Terwijl ik mijn avonturen met medefietsers of alleen koester, is het soort rit dat ik het meest waardeer met mijn twee zonen: de 12-jarige Charlie en de 16-jarige Ross. Ik kijk nerveus toe wanneer ze een steile rand overwinnen. Maar wanneer ze van blijdschap schreeuwen als ze een beetje lucht vangen, word ik herinnerd aan de vrijheid die ik voor het eerst voelde op een mountainbike. Het horen van mijn zoon roepen: “Dit is geweldig, mam!” kan het grootste geschenk zijn dat deze paden te bieden hebben.
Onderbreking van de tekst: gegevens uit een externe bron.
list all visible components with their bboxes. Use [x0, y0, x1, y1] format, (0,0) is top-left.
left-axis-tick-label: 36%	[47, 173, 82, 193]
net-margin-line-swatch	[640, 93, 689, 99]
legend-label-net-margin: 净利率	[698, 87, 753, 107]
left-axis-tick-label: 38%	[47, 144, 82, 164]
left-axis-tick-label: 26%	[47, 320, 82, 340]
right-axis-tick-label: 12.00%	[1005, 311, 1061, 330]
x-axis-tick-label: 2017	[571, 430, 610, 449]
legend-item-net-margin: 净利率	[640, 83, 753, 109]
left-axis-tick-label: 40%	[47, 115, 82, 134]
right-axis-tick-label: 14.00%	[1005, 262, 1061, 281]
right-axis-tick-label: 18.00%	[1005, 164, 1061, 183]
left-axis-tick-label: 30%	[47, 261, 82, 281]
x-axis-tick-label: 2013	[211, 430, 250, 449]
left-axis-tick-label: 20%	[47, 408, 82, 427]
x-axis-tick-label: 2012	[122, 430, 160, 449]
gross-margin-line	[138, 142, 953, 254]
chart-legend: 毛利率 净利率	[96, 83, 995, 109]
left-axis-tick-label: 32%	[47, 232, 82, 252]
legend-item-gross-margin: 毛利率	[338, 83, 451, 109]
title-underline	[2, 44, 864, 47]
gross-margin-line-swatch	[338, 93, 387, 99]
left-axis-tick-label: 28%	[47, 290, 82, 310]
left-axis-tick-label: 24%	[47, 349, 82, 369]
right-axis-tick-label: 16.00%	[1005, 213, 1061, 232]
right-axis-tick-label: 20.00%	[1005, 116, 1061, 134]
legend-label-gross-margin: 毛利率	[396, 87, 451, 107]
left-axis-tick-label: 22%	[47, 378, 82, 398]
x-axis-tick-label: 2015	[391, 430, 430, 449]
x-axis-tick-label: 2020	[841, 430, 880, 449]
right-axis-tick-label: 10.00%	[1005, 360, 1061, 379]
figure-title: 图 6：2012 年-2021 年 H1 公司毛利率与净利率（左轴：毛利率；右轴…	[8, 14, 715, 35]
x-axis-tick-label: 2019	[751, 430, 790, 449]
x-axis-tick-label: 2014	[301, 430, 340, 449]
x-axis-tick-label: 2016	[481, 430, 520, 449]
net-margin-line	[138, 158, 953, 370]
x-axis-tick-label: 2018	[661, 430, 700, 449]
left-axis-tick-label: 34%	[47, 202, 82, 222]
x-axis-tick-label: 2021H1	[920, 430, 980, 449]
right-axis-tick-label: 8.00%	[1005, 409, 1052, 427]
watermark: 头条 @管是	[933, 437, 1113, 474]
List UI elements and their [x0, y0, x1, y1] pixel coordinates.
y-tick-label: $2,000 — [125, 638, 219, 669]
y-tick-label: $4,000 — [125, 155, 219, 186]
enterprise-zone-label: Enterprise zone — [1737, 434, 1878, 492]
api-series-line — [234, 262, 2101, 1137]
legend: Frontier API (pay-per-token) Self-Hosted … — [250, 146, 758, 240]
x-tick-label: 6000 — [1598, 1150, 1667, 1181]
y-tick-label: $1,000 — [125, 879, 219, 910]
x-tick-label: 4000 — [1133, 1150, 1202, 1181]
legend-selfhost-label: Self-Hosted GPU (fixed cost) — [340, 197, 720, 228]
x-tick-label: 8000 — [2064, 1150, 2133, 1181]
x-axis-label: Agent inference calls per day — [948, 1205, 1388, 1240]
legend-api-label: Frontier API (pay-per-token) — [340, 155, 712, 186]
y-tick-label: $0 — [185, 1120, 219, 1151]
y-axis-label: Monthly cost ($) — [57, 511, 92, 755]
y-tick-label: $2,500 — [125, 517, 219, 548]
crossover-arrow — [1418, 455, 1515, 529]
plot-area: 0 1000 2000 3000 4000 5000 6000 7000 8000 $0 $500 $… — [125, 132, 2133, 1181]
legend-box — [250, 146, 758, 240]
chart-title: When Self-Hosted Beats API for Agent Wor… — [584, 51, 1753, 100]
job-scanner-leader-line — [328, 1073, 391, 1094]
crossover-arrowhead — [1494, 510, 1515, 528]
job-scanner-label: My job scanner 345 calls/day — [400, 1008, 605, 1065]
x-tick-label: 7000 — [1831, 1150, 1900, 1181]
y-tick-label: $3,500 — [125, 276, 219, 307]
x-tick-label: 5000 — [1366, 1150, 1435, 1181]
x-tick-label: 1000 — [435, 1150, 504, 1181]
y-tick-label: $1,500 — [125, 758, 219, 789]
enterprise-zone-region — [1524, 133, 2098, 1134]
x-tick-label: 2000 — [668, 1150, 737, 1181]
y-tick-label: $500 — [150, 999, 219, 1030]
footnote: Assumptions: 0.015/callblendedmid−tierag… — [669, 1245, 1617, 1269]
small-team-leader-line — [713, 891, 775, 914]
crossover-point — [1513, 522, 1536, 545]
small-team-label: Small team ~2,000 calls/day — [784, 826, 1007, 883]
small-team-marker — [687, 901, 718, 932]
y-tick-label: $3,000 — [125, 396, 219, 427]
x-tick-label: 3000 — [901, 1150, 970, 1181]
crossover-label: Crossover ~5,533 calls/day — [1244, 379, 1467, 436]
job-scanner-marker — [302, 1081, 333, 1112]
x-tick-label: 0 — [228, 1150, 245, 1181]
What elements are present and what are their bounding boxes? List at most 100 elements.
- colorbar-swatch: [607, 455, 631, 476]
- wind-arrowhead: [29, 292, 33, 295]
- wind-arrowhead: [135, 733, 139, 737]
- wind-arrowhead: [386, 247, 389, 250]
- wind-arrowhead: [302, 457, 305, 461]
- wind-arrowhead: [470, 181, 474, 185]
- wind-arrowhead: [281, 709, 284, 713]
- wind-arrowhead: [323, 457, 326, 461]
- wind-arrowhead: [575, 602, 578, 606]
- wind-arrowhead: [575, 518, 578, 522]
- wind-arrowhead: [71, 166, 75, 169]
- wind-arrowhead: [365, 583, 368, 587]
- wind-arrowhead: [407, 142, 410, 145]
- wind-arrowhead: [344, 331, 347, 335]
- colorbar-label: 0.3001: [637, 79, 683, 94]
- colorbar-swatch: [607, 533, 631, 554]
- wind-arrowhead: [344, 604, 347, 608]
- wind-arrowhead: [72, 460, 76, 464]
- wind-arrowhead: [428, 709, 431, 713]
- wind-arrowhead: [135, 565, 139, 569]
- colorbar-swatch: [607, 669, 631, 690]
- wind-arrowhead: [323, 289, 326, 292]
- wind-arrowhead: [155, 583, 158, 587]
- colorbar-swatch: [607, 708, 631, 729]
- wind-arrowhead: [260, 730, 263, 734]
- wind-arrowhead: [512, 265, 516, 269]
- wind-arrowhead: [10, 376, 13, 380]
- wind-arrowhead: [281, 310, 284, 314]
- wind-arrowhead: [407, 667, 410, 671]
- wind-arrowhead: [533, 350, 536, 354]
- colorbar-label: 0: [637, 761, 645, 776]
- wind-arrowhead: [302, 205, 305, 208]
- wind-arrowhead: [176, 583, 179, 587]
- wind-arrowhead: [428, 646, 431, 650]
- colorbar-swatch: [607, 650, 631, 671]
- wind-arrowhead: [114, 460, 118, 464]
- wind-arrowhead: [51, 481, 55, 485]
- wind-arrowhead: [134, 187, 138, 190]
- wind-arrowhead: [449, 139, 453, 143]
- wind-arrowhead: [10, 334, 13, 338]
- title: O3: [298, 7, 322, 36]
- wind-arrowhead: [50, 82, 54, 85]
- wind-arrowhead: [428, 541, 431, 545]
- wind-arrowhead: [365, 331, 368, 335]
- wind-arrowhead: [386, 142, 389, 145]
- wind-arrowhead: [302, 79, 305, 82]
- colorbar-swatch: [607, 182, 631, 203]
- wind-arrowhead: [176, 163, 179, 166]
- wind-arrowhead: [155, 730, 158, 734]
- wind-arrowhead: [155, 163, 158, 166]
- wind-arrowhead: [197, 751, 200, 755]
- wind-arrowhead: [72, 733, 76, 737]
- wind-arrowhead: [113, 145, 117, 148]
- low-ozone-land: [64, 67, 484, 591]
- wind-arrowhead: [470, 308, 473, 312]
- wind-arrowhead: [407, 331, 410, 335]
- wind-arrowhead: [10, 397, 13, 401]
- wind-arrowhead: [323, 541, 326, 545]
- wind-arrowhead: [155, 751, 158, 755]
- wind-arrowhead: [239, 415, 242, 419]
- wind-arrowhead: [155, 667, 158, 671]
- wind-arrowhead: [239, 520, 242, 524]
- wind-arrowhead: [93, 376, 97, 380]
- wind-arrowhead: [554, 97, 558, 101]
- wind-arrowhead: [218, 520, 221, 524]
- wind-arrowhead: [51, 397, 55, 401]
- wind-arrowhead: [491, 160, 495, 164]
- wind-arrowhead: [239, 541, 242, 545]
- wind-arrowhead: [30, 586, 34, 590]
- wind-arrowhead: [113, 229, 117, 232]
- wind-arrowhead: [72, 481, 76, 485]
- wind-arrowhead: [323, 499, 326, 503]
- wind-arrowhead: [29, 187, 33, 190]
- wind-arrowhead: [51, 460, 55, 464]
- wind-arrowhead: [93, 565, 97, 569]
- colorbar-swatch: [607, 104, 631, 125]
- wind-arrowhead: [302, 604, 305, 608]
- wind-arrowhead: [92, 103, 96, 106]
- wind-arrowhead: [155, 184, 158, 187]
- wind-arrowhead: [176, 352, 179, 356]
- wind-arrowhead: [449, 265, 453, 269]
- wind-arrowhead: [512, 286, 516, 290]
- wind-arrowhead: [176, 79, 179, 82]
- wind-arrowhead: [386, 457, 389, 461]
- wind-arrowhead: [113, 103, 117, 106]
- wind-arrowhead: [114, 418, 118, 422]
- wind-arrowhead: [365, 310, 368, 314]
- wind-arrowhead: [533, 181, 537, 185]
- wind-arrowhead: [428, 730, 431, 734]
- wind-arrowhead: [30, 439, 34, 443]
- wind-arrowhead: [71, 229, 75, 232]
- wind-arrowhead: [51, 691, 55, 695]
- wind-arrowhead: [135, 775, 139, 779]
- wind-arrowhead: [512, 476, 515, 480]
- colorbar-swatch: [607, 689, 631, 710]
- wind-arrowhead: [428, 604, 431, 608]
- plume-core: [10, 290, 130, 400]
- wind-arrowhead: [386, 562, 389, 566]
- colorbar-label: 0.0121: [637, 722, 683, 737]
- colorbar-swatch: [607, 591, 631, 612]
Mountainbiken is niet eng, zoals ik vroeger dacht. Maar het is extreem. Extreme vreugde. Extreem leven. Het is extreem genoeg dat ik mezelf met volle snelheid een helling af kan werpen, iets controle kan verliezen, mezelf kan afstoffen, en door kan gaan.
Please provide the original tags you’d like translated into SEO-friendly Dutch keywords.